AKSW Colloquium, 15th August, 3pm, RDF query relaxation

Michael Roeder On the 15th of August at 3 PM, Michael Röder will present the paper “RDF Query Relaxation Strategies Based on Failure Causes” of Fokou et al. in P702.

Abstract

Recent advances in Web-information extraction have led to the creation of several large Knowledge Bases (KBs). Querying these KBs often results in empty answers that do not serve the users’ needs. Relaxation of the failing queries is one of the cooperative techniques used to retrieve alternative results. Most of the previous work on RDF query relaxation compute a set of relaxed queries and execute them in a similarity-based ranking order. Thus, these approaches relax an RDF query without knowing its failure causes (FCs). In this paper, we study the idea of identifying these FCs to speed up the query relaxation process. We propose three relaxation strategies based on various information levels about the FCs of the user query and of its relaxed queries as well. A set of experiments conducted on the LUBM benchmark show the impact of our proposal in comparison with a state-of-the-art algorithm.

The paper is available at researchgate.

About the AKSW Colloquium

This event is part of a series of events about Semantic Web technology. Please see http://wiki.aksw.org/Colloquium for further information about previous and future events. As always, Bachelor and Master students are able to get points for attendance and there is complimentary coffee and cake after the session.

Posted in Uncategorized | Comments Off on AKSW Colloquium, 15th August, 3pm, RDF query relaxation

Article accepted in Journal of Web Semantics

We are happy to announce that the article “DL-Learner – A Framework for Inductive Learning on the Semantic Web” by Lorenz Bühmann, Jens Lehmann and Patrick Westphal was accepted for publication in the Journal of Web Semantics: Science, Services and Agents on the World Wide Web.

Abstract:

In this system paper, we describe the DL-Learner framework, which supports supervised machine learning using OWL and RDF for background knowledge representation. It can be beneficial in various data and schema analysis tasks with applications in different standard machine learning scenarios, e.g. in the life sciences, as well as Semantic Web specific applications such as ontology learning and enrichment. Since its creation in 2007, it has become the main OWL and RDF-based software framework for supervised structured machine learning and includes several algorithm implementations, usage examples and has applications building on top of the framework.

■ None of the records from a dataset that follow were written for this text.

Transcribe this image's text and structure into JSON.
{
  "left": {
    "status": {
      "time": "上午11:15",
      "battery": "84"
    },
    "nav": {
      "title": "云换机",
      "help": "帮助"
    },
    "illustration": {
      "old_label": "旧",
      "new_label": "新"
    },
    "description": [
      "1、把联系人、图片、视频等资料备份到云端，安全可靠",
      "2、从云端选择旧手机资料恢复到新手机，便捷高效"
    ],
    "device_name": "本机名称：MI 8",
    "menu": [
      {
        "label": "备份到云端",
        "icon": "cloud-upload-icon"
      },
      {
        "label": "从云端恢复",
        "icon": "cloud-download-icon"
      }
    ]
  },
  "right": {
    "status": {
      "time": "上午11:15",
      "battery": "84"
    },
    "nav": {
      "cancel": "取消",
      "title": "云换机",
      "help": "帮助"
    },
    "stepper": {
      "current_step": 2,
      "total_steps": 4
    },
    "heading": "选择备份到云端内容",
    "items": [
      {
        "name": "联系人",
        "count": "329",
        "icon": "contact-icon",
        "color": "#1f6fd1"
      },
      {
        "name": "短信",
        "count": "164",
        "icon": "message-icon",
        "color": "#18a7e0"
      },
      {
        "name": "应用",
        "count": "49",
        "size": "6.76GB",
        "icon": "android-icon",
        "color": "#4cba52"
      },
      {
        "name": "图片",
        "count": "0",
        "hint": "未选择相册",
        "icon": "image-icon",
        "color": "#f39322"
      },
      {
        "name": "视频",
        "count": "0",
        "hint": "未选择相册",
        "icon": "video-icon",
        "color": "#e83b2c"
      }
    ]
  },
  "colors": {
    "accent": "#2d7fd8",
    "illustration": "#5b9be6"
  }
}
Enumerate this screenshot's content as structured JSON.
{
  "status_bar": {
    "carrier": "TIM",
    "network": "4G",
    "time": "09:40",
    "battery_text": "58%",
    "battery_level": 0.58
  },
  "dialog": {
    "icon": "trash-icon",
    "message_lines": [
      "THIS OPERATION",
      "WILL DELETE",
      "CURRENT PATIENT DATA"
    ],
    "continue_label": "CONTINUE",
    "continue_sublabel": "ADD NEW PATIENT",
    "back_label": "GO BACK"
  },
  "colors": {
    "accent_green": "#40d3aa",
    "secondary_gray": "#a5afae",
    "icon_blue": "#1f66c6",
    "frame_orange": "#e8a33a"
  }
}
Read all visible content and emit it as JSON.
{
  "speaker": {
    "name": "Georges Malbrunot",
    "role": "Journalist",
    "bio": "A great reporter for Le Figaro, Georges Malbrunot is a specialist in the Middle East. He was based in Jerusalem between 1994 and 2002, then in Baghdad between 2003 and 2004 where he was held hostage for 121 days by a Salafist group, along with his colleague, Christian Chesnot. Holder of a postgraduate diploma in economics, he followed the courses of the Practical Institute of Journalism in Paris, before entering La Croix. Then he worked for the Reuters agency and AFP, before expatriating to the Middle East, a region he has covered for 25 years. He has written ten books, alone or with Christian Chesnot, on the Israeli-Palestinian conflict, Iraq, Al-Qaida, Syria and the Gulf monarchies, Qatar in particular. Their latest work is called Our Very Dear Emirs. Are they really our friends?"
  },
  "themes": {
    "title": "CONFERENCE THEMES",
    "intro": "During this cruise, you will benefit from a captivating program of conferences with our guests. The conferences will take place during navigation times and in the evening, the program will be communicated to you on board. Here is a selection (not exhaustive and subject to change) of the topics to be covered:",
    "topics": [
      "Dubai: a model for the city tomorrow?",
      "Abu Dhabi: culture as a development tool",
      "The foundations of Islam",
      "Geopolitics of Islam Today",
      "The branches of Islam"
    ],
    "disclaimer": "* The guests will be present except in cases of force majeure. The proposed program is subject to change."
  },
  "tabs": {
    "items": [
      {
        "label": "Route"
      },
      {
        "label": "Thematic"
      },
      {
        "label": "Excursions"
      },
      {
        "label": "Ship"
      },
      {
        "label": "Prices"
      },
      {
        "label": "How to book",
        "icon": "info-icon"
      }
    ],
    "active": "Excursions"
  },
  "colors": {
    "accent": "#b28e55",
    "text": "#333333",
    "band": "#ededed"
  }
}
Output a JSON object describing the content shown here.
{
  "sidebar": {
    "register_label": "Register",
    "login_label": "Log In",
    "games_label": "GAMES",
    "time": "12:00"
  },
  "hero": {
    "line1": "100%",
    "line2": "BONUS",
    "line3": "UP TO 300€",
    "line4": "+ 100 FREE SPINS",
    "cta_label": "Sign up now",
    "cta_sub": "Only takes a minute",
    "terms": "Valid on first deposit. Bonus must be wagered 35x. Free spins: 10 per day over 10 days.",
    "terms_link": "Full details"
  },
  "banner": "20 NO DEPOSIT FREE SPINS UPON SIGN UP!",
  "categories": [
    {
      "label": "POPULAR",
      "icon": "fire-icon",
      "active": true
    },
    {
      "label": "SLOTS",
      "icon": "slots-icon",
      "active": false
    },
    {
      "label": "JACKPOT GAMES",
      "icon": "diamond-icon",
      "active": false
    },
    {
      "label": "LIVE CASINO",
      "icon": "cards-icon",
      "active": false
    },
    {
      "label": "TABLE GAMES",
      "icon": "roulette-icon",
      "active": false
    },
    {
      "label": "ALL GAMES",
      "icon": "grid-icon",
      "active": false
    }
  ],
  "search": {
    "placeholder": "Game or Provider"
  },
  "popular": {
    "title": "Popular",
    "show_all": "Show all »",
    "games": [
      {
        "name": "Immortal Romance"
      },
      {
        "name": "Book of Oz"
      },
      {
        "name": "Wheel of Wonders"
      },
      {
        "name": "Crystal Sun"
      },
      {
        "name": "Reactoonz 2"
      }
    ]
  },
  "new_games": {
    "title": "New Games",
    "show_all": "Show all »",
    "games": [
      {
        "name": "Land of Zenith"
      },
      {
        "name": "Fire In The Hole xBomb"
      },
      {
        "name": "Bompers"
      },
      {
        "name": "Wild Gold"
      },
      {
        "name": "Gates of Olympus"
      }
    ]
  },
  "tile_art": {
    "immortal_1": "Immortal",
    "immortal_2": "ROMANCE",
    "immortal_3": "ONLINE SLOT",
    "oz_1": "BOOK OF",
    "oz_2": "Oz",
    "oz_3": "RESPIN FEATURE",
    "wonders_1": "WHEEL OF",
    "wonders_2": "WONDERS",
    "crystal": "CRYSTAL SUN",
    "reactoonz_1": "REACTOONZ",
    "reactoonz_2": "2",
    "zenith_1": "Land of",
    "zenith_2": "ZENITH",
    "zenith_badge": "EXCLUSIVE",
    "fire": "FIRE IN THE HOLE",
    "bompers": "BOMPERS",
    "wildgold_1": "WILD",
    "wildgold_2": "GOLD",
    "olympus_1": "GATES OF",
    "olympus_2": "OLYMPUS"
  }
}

The article gives an overview of the framework with a focus on algorithms and use cases.

Posted in DL-Learner, Papers, Uncategorized | Comments Off on Article accepted in Journal of Web Semantics

AKSW Colloquium, 18.07.2016, AEGLE and node2vec

On Monday 18.07.2016, Kleanthi Georgala will give her Colloquium presentation for her paper “An Efficient Approach for the Generation of Allen Relations”, that was accepted at the European Conference on Artificial Intelligence (ECAI) 2016.

Abstract

Event data is increasingly being represented according to the Linked Data principles. The need for large-scale machine learning on data represented in this format has thus led to the need for efficient approaches to compute RDF links between resources based on their temporal properties. Time-efficient approaches for computing links between RDF resources have been developed over the last years. However, dedicated approaches for linking resources based on temporal relations have been paid little attention to. In this paper, we address this research gap by presenting AEGLE, a novel approach for the efficient computation of links between events according to Allen’s interval algebra. We study Allen’s relations and show that we can reduce all thirteen relations to eight simpler relations. We then present an efficient algorithm with a complexity of O(n log n) for computing these eight relations. Our evaluation of the runtime of our algorithms shows that we outperform the state of the art by up to 4 orders of magnitude while maintaining a precision and a recall of 1.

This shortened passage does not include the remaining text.